FIG. 8 is a diagram showing a change in average on-axis intensity when the vibration is changed in FIG. 8. FIG. 8 is a diagram showing a beam intensity distribution when the embodiment of FIG. FIG. 1 is an explanatory diagram showing an example of a conventional laser device, and FIGS. 10 and 11 are explanatory diagrams showing an example of a laser device according to the application of the present applicant. In the figure, 1 is a collimating mirror, 4b is a wind mirror, 4c is a partially reflecting mirror, 5 is a non-reflective coating film,
7, 70, 71, 8, 80, 81 are laser beams, 10 is a total reflection mirror, 1
0a is an opening, 11 is a movable reflection mirror, 12 is a linear motion mechanism,
Reference numeral 18 denotes a stretching element, 19 a power source, and 20 a partially reflective coating film. The same reference numerals in the drawings indicate the same or corresponding parts.

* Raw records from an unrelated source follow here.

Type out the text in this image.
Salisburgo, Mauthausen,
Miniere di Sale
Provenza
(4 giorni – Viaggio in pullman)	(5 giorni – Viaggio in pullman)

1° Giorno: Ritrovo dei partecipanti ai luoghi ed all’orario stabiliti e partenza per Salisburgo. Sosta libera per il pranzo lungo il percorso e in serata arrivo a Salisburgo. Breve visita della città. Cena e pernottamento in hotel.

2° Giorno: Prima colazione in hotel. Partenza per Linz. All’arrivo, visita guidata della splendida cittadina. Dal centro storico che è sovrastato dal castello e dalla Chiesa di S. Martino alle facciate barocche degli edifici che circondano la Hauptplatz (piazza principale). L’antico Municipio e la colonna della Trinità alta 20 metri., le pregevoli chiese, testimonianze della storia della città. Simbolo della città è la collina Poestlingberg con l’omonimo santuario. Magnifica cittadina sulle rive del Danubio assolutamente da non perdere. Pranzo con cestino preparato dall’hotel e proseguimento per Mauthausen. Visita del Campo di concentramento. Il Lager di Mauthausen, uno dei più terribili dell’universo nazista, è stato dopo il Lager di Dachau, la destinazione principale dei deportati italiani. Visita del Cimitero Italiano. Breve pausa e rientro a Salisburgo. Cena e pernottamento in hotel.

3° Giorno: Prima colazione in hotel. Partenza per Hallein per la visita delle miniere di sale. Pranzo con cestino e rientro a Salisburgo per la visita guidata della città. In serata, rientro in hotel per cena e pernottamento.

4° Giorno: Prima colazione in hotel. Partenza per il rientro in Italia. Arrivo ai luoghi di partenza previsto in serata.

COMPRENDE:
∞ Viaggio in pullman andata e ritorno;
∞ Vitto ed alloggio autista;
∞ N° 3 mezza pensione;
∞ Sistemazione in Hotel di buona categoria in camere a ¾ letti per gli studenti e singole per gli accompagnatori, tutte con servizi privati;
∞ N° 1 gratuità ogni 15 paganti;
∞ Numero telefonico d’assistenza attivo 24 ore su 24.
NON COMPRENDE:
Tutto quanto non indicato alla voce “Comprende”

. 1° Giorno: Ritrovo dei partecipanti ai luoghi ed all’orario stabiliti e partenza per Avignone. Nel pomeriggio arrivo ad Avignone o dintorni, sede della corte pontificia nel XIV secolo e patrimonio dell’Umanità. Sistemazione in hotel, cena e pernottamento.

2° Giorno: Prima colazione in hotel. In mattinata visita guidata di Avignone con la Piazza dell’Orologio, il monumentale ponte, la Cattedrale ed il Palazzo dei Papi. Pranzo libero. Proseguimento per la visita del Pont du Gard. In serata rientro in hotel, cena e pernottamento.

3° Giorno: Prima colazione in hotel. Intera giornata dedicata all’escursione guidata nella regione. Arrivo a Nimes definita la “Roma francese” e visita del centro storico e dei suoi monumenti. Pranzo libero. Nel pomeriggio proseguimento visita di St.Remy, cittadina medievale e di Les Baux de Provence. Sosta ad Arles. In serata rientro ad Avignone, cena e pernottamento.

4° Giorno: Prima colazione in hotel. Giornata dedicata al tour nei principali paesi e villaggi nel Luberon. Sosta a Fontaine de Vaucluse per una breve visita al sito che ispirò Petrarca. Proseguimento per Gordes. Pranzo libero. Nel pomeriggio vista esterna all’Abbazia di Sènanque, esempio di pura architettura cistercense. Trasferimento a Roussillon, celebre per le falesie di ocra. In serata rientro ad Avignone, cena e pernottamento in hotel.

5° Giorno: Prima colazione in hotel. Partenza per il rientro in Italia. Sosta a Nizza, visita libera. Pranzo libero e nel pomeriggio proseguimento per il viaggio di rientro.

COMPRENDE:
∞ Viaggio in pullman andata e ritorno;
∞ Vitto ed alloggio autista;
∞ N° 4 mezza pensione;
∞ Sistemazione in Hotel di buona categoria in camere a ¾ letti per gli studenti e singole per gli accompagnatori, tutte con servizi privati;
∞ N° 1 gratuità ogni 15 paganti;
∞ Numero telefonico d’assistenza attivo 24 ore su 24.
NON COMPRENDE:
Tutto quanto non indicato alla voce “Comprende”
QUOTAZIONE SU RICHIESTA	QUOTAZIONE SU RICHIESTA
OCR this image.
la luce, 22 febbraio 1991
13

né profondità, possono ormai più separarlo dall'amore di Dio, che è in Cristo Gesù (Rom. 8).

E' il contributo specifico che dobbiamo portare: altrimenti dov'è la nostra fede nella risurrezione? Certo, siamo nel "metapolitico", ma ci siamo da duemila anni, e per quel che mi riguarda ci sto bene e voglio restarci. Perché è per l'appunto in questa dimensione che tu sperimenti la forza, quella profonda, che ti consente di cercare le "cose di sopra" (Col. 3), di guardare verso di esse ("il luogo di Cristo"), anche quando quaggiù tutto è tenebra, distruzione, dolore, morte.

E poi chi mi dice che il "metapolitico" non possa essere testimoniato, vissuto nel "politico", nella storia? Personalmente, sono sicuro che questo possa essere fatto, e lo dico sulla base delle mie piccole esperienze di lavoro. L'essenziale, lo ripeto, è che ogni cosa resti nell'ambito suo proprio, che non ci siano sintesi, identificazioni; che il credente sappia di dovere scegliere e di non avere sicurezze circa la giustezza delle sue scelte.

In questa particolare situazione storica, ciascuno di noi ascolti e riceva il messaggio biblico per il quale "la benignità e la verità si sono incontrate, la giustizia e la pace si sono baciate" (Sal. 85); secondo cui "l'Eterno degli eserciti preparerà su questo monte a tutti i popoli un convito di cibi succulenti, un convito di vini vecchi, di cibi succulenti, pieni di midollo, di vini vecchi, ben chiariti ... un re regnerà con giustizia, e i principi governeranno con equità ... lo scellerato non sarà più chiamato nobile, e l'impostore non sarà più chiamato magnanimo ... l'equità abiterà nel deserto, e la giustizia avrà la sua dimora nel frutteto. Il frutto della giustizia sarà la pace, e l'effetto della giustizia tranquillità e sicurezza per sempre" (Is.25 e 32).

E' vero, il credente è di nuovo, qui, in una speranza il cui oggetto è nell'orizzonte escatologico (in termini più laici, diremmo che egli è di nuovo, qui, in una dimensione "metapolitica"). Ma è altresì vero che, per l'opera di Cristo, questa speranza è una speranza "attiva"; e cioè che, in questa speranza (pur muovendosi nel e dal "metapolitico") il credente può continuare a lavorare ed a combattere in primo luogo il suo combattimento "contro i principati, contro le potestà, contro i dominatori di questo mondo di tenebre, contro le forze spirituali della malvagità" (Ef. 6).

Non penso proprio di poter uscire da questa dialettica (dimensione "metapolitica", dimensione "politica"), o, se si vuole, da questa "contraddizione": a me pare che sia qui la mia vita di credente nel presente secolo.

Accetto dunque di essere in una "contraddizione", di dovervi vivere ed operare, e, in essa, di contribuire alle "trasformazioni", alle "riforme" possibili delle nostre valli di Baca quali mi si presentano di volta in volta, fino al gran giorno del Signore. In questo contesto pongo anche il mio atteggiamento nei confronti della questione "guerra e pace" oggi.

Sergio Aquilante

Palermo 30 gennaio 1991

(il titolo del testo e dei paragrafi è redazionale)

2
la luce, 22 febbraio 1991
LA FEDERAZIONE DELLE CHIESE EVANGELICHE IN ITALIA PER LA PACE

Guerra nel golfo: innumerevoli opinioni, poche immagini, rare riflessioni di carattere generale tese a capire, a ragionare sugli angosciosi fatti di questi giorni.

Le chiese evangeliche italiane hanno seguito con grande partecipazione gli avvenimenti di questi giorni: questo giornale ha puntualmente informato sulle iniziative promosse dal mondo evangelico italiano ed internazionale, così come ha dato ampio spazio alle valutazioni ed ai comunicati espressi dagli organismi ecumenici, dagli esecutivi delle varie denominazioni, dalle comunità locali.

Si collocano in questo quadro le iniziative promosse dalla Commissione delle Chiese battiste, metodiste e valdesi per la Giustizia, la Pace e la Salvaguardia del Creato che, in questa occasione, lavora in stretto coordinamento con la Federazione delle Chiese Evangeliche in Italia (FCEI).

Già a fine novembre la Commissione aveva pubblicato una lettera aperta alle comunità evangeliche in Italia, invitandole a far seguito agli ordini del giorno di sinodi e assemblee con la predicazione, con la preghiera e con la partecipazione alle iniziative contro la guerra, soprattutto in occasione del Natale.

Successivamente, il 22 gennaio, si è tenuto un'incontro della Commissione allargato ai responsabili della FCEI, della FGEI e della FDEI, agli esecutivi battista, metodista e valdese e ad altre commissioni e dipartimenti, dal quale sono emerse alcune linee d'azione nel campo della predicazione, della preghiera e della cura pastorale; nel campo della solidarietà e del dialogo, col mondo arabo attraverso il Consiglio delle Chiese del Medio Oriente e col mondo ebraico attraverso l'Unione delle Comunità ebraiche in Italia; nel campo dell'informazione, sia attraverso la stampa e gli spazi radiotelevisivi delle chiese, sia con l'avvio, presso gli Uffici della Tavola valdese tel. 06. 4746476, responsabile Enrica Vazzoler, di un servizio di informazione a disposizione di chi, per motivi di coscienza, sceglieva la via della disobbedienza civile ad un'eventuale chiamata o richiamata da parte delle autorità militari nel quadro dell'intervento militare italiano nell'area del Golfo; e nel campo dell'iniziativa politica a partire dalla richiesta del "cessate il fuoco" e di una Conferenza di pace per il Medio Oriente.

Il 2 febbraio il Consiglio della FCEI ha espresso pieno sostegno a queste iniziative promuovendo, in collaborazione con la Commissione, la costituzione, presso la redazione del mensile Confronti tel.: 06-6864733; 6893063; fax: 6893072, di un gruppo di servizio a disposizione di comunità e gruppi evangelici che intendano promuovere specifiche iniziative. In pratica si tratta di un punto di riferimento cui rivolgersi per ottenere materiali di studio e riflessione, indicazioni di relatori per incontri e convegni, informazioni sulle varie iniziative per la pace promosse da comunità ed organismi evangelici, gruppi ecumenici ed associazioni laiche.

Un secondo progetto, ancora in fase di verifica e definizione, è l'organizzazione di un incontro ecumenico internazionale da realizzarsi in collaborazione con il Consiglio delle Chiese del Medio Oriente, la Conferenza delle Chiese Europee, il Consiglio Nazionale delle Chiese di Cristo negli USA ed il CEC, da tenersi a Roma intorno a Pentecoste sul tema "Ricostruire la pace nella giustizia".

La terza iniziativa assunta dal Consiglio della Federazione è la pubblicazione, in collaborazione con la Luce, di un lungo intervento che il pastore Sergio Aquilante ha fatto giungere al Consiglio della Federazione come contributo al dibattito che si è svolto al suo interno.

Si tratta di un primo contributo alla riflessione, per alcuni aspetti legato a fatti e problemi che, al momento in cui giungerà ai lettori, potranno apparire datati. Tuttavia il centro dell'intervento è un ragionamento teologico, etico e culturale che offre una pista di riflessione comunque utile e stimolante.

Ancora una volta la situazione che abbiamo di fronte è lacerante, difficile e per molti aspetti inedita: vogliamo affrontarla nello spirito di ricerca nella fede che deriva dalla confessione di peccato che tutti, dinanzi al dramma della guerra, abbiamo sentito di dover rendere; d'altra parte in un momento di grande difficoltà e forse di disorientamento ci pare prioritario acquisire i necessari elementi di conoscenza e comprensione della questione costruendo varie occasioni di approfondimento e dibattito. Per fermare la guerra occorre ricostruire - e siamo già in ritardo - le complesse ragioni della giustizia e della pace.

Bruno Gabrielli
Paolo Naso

Continuation of the front page (58) Field surveyed (Int.Cl. ⁶ , DB name) B23K 26/00-26/18 G02B 27/50

Claims (3)

(57) [Claims] 1. A laser apparatus for processing an object to be processed by a laser beam emitted from a laser resonator, comprising: a total reflection mirror having an opening in the center; and a light of the total reflection mirror provided behind the opening. A movable reflecting mirror having the same optical axis as the axis and movable in the optical axis direction, comprising a phase adjusting means for adjusting a phase between laser beams reflected by the total reflecting mirror and the movable reflecting mirror; A laser device. 2. A laser apparatus comprising: a laser resonator having a magnifying mirror for reflecting and expanding a laser beam; and a collimating mirror for converting a laser beam expanded by the magnifying mirror into a parallel beam. A total reflection mirror having an opening, and a movable reflection mirror provided behind the opening, having the same optical axis as the optical axis of the total reflection mirror, and movable in the optical axis direction, A laser device comprising: a phase adjusting unit that adjusts a phase between laser beams reflected by a total reflection mirror and the movable reflection mirror. 3. The movable reflecting mirror is periodically moved,
The laser device according to claim 1 or 2, further comprising a phase changing means for changing a phase with time.